The endpoints above are stable. The client-side cryptography (ECIES wrapper, HMAC keyTag, OER encoding) is what you implement — Castell only verifies signatures and decrypts requests on the server side.
Misbehaviour reporting
If your ITS-S detects misbehaviour (TS 103 759 detectors), encrypt the Misbehaviour Report (MR) to the MA pubkey and POST it.

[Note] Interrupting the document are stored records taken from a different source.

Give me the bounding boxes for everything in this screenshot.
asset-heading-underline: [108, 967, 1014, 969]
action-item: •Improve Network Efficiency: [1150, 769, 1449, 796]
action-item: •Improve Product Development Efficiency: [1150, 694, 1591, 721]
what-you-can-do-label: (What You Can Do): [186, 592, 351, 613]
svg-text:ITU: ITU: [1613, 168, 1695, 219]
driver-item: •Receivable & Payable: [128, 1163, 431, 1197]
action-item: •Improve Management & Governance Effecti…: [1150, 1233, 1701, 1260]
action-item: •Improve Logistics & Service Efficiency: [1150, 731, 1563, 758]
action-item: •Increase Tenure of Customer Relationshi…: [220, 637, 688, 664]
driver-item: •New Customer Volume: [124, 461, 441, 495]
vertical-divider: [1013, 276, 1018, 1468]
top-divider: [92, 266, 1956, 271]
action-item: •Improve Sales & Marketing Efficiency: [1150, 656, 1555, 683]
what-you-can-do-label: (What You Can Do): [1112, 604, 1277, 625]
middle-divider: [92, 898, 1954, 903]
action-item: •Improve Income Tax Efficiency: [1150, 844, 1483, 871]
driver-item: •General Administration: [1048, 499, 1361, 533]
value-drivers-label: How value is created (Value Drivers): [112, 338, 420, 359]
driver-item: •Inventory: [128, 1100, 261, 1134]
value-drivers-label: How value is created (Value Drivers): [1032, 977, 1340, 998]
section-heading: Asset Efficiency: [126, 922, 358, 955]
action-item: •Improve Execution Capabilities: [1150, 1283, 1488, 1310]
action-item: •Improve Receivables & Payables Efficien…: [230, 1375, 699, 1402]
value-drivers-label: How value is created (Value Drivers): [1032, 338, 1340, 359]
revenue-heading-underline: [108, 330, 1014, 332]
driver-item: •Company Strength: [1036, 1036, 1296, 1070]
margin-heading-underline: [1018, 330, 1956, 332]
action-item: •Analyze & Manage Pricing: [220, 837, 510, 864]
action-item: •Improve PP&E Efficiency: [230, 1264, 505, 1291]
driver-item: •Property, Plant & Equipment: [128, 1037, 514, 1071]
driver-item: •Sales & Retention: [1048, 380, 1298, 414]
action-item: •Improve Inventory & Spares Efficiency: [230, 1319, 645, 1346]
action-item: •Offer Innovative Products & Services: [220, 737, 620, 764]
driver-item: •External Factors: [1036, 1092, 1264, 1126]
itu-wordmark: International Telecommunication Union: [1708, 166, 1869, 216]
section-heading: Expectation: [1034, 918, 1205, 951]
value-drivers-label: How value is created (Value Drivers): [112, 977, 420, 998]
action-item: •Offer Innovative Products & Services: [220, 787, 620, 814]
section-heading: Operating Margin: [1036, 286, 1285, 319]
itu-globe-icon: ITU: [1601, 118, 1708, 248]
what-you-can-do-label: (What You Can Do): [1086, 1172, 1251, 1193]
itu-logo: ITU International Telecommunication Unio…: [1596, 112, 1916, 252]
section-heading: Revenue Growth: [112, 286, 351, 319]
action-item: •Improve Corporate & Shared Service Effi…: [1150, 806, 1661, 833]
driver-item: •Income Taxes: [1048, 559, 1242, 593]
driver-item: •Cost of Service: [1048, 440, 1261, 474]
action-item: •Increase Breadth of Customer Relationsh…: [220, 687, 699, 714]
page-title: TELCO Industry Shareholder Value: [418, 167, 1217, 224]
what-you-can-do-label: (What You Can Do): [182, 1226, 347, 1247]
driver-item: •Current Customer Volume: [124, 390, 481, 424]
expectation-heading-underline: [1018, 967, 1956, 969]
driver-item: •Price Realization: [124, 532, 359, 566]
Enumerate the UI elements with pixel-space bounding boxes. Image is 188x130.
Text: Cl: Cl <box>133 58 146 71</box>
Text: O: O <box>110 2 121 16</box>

# 1. Get the MA cert (includes encryption pubkey) curl https://pki.skyv2x.com/ma -o ma.cert # 2. Build MR per TS 103 759 (Asr* schemas from ETSI Forge) # 3. Encrypt to MA pubkey (ECIES + AES-CCM) # 4. POST curl -X POST -H "Content-Type: application/x-its-mr" \ --data-binary @mr.bin \ https://pki.skyv2x.com/mr # Response: 202 Accepted, report_id = SHA-256(payload)[:16]
v0.1 testbed validates only that the MR decrypts correctly. Full TS 103 759 ASN.1 parse (AsrCam / AsrDenm) ships in v0.2.